Survival mode is probably the most disappointing of the available modes. Instead of the traditional never-ending stream of opponents, Survival mode in Dead or Alive: Dimensions consists of beating a set amount of opponents, the maximum being 100.

Tag Challenge is a tag based mission mode in which a team of two selected characters faces either one or two computer controlled opponents. The opponents pose a considerable challenge with intelligent AI and considerably more health. Unfortunately the Tag Challenge mode bizarrely allows you to only control one character, with the other character controlled by the computer AI. Relying on the computer’s talents (or lack of) can be absolutely infuriating at times, significantly hampering the experience of the Tag Challenge mode.

Right in the bread basket.

Attractive Features

Refreshingly, Dead or Alive: Dimensions integrates the unique abilities of the 3DSeffectively; rather than shoehorning them in just for the sake of it. The accelerometers can be used to survey the stages shown on the menu screens, providing an augmented reality experience. 3D photos can be taken of collectable models (available for ogling at your pleasure in the gallery) and even the microphone can be used to call in none other than Samus Aran on the secret Metroid stage.

SpotPass and StreetPass features have also been included. Free alternate costumes can be automatically downloaded via SpotPass and ghost battles (created from a player’s individual fighting behaviour) are made available via StreetPass.
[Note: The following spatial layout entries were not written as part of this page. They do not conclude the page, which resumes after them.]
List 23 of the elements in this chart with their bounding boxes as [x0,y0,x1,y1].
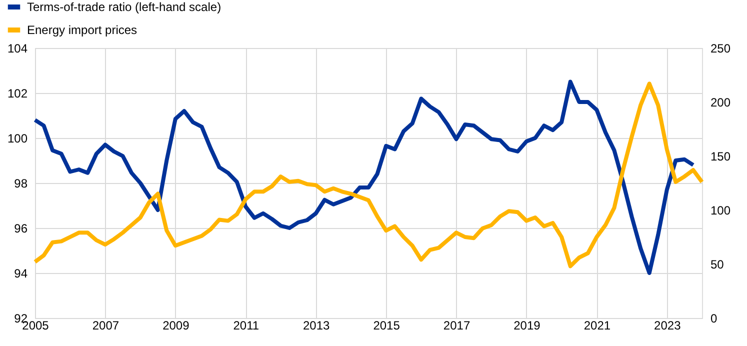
x-tick-label: 2011 [233,318,260,332]
x-tick-label: 2019 [514,318,541,332]
legend-label: Energy import prices [27,23,138,37]
x-tick-label: 2021 [584,318,611,332]
y2-tick-label: 150 [710,150,731,164]
y-tick-label: 94 [14,266,28,280]
x-tick-label: 2013 [302,318,330,332]
legend-label: Terms-of-trade ratio (left-hand scale) [27,0,222,14]
x-tick-label: 2015 [373,318,400,332]
x-tick-label: 2007 [92,318,120,332]
x-tick-label: 2023 [654,318,682,332]
y2-tick-label: 250 [710,42,731,56]
x-tick-label: 2009 [162,318,190,332]
y2-tick-label: 0 [710,312,718,326]
y-tick-label: 100 [7,132,28,146]
x-tick-label: 2017 [443,318,470,332]
y2-tick-label: 50 [710,258,724,272]
y2-tick-label: 200 [710,96,731,110]
y-tick-label: 104 [7,42,28,56]
y2-tick-label: 100 [710,204,731,218]
y-tick-label: 102 [7,86,28,100]
y-tick-label: 96 [14,222,28,236]
y-tick-label: 98 [14,176,28,190]
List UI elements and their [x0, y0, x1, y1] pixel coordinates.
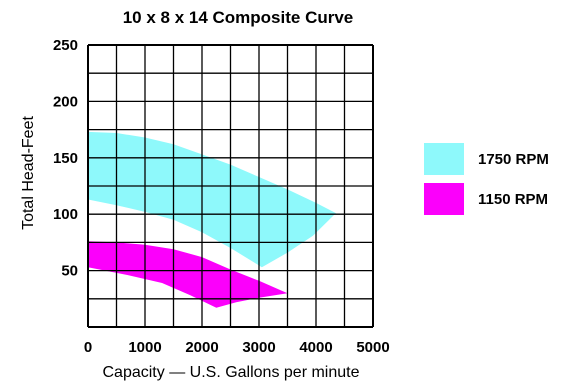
legend-label-1150-rpm: 1150 RPM — [478, 191, 548, 208]
axis-ticks: 0 1000 2000 3000 4000 5000 50 100 150 200 250 — [53, 37, 390, 356]
x-tick-label: 3000 — [242, 339, 275, 356]
x-axis-label: Capacity — U.S. Gallons per minute — [103, 364, 360, 381]
x-tick-label: 4000 — [299, 339, 332, 356]
chart-title: 10 x 8 x 14 Composite Curve — [123, 8, 354, 27]
x-tick-label: 5000 — [356, 339, 389, 356]
legend-swatch-1150-rpm — [424, 183, 464, 215]
legend-swatch-1750-rpm — [424, 143, 464, 175]
x-tick-label: 1000 — [128, 339, 161, 356]
y-tick-label: 200 — [53, 93, 78, 110]
chart-grid — [87, 44, 374, 328]
y-tick-label: 250 — [53, 37, 78, 54]
y-tick-label: 100 — [53, 206, 78, 223]
x-tick-label: 2000 — [185, 339, 218, 356]
legend-label-1750-rpm: 1750 RPM — [478, 151, 549, 168]
y-tick-label: 50 — [61, 263, 78, 280]
y-axis-label: Total Head-Feet — [20, 116, 37, 230]
series-area-1750-rpm — [88, 131, 336, 268]
series-areas — [88, 131, 336, 308]
y-tick-label: 150 — [53, 150, 78, 167]
x-tick-label: 0 — [84, 339, 92, 356]
series-area-1150-rpm — [88, 241, 288, 308]
legend: 1750 RPM 1150 RPM — [424, 143, 549, 215]
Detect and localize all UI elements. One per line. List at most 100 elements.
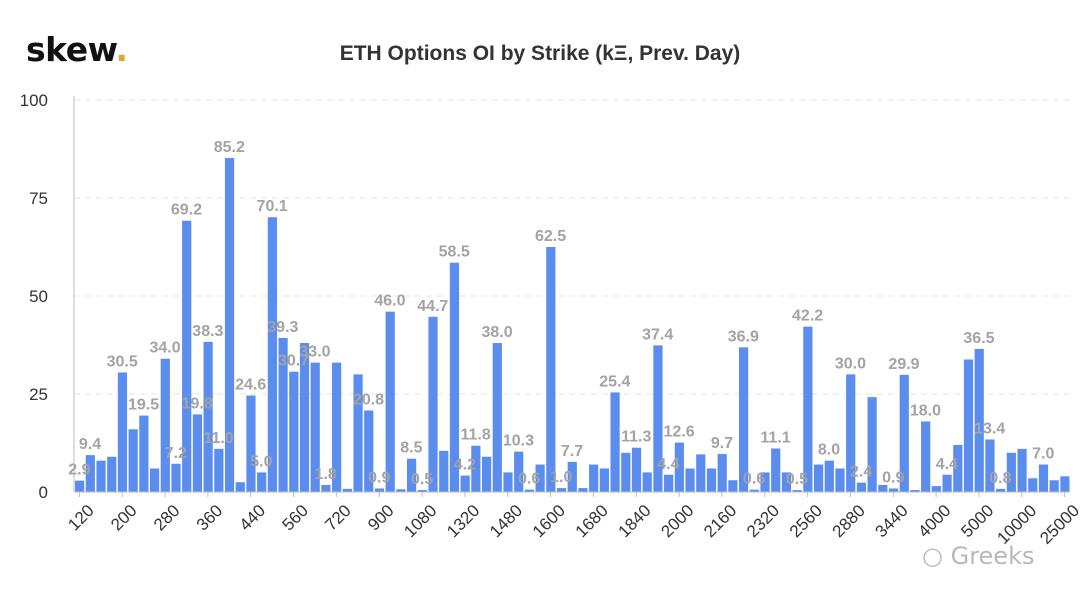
bar	[417, 490, 427, 492]
data-label: 0.5	[786, 471, 808, 488]
bar	[760, 472, 770, 492]
bar	[278, 337, 288, 492]
bar	[921, 421, 931, 492]
y-tick-label: 25	[29, 385, 48, 404]
data-label: 9.4	[79, 436, 101, 453]
bar	[1049, 480, 1059, 492]
data-label: 10.3	[503, 433, 534, 450]
skew-logo: skew.	[26, 30, 128, 69]
data-label: 8.5	[400, 440, 422, 457]
bar	[332, 362, 342, 492]
data-label: 7.2	[165, 445, 187, 462]
bar	[546, 247, 556, 492]
data-label: 0.8	[989, 470, 1011, 487]
bar	[953, 444, 963, 492]
bar	[589, 464, 599, 492]
data-label: 4.2	[454, 457, 476, 474]
bar	[139, 415, 149, 492]
bar	[385, 311, 395, 492]
data-label: 36.9	[728, 328, 759, 345]
bar	[246, 395, 256, 492]
bar	[813, 464, 824, 492]
x-tick-label: 2560	[786, 501, 826, 541]
bar	[160, 358, 170, 492]
bar	[224, 158, 235, 492]
bar	[867, 397, 877, 492]
bar	[353, 374, 363, 492]
bar	[203, 341, 213, 492]
data-label: 0.9	[368, 469, 390, 486]
bar	[235, 482, 245, 492]
data-label: 0.5	[411, 471, 433, 488]
bar	[556, 488, 567, 492]
data-label: 1.8	[315, 466, 337, 483]
bar	[696, 454, 706, 492]
bar	[1038, 464, 1049, 492]
bar	[996, 488, 1006, 492]
data-label: 11.3	[621, 429, 651, 446]
data-label: 19.5	[128, 397, 159, 414]
bar	[1028, 478, 1038, 492]
bar	[128, 429, 138, 492]
data-label: 4.4	[657, 456, 679, 473]
bar	[985, 439, 995, 492]
bar	[374, 488, 385, 492]
bar	[182, 220, 192, 493]
x-tick-label: 25000	[1036, 501, 1080, 548]
data-label: 11.8	[460, 427, 490, 444]
bars	[75, 158, 1070, 493]
x-tick-label: 1080	[400, 501, 440, 541]
bar	[321, 484, 331, 492]
bar	[803, 326, 813, 492]
bar	[460, 475, 470, 492]
bar	[706, 468, 717, 492]
bar	[214, 448, 224, 492]
data-label: 37.4	[642, 326, 673, 343]
axes	[73, 96, 1070, 497]
data-label: 13.4	[974, 420, 1005, 437]
data-label: 7.7	[561, 443, 583, 460]
bar	[75, 480, 85, 492]
bar	[299, 343, 310, 492]
x-tick-label: 720	[321, 501, 354, 534]
data-label: 38.0	[481, 324, 512, 341]
data-label: 25.4	[599, 373, 630, 390]
data-label: 29.9	[888, 356, 919, 373]
x-tick-label: 900	[364, 501, 397, 534]
x-tick-label: 560	[278, 501, 311, 534]
x-tick-label: 10000	[993, 501, 1040, 548]
x-tick-label: 1320	[443, 501, 483, 541]
x-tick-label: 1600	[529, 501, 569, 541]
bar	[171, 463, 181, 492]
bar	[514, 451, 524, 492]
x-tick-label: 1840	[615, 501, 655, 541]
bar	[364, 410, 374, 492]
grid-lines	[74, 99, 1070, 395]
data-label: 30.7	[278, 353, 309, 370]
bar	[471, 445, 481, 492]
bar	[1017, 448, 1027, 492]
data-label: 42.2	[792, 308, 823, 325]
x-tick-label: 2160	[700, 501, 740, 541]
bar	[824, 460, 834, 492]
data-label: 69.2	[171, 202, 202, 219]
bar	[792, 490, 802, 492]
x-tick-label: 3440	[872, 501, 912, 541]
bar	[781, 472, 792, 492]
bar	[899, 374, 909, 492]
data-label: 18.0	[910, 402, 941, 419]
data-labels: 2.9 9.4 30.5 19.5 34.0 7.2 69.2 19.8 38.3 11.0 85.…	[68, 139, 1054, 488]
bar	[85, 455, 95, 492]
watermark-greeks: ○ Greeks	[922, 542, 1034, 570]
bar	[96, 460, 106, 492]
data-label: 19.8	[182, 395, 213, 412]
bar	[567, 461, 577, 492]
wechat-icon: ○	[922, 542, 943, 570]
data-label: 85.2	[214, 139, 245, 156]
bar	[846, 374, 856, 492]
data-label: 24.6	[235, 377, 266, 394]
y-tick-labels: 0 25 50 75 100	[20, 91, 48, 502]
bar	[749, 489, 759, 492]
data-label: 70.1	[257, 198, 288, 215]
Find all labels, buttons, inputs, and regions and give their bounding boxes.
Online play adds a competitive edge to proceedings, with a stable, although not fantastic, network code. Boasting a roster of 26 characters, a wealth of unlockables such as collectible character figurines, custom announcers and a handful of alternate costumes (including some rather titillating costumes for the female characters); Dead or Alive: Dimensions will provide a minimum of at least 10 hours of solid gameplay, not bad for a handheld fighter.

The bottom 3DS screen is also used intelligently, providing your character’s move list. When inputting commands, the screen adapts by highlighting the combo or technique that you may be attempting whilst removing the unavailable options. It’s an intuitive system which encourages you to learn new techniques as well as helping novice players, efficiently negating the requirement of spending hours training.

How good is the 3D effect? The 3D effect is convincing, enhancing the backdrops and fighters; with the camera angle shifting when an opponent is sent flying into a new area of the stage. The 3D effects are especially impressive during the Chronicle mode. The 3D effects will be a trade-off for many fans who may prefer to have a smoother 60 fps frame rate. Verdict? Crank that slider up!